Smith was followed on the platform by Jeff Irwin, a Democratic Party state senator (18th district, representing Ann Arbor, Ypsilanti and surrounding areas). Irwin, elected in 2018, sought to present the crisis as the result solely of the decisions taken by former Michigan governor Rick Snyder and his cohorts in the Republican Party. He maintained a deafening silence on the complicity of the Democrats in signing off on the switch to the Flint River (including then mayor Dayne Walling and state treasurer Andy Dillon). He pointed to the emergency manager law as the key enabling element of the crisis. Had it not existed, the disaster would not have happened. The repeal of this law, along with “polluter pays” legislation were the solutions he presented.

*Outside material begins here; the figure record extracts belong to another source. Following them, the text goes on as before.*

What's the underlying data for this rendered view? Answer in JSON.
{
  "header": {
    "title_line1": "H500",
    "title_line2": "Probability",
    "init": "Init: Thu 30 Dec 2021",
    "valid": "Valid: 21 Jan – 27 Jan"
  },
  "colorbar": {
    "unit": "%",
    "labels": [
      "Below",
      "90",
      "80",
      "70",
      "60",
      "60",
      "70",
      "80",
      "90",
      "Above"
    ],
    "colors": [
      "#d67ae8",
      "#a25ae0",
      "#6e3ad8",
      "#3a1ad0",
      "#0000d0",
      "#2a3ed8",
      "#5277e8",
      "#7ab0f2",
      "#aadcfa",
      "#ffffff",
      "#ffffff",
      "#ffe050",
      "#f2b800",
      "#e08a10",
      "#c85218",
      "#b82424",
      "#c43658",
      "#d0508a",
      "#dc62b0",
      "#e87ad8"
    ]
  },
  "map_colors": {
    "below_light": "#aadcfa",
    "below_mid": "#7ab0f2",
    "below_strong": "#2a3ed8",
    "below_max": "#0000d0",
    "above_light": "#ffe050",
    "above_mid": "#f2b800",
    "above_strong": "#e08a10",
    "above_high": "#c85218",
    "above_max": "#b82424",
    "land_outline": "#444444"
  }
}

During the question period, several in the audience, including a professor from Wayne State University in Detroit, argued that the key issue in Flint was and remains “environmental racism.” This has been the claim made by growing sections of the Democratic Party and its periphery for several years. Ignored in this argument are the facts that Flint’s population is nearly forty percent white and that poisoned water affects regions across the country with varied ethnic/racial population profiles. The racial argument is chiefly employed to prevent the emergence of a movement directed against environmental degradation and attacks on living standards by workers of all ethnic backgrounds. Such a unified struggle, which did take place in Flint, is regarded by the proponents of “theory” of “environmental racism” as the chief danger in these events.

This writer pointed out that while obviously a man-made disaster, specific individuals were responsible for the decision to change the source of Flint’s drinking water, a step that was taken without regard to public health, and which was endorsed at the time by political leaders in the Democratic as well as Republican parties. This comment provoked the greatest amount of tub-thumping on the part of Irwin as he avoided the culpability of Democratic officials.

Changing the direction of the conversation at this point, Henderson spoke up to say that it was “almost inevitable” that some would go to jail, but Snyder would not be among them. In a strange further remark, he cautioned that it was not to be desired that officials with difficult jobs would always be looking over their shoulders, afraid that some slip-up would land them behind bars. Those who say that people should go to jail for the Flint Water Crisis ought to “slow their roll,” he warned.

In her reply at this point, Smith pointed to the intimidation of the press conducted by the Snyder administration. They had told her that her documentary “Not Safe to Drink,” should not be aired.

A final comment from the audience pointed to the statute of limitations for charges related to the Flint Water Crisis. In less than seven months, this window will be closed. Already there are indications that the state will drop all prosecution of officials for wrongdoing connected to the poisoned water.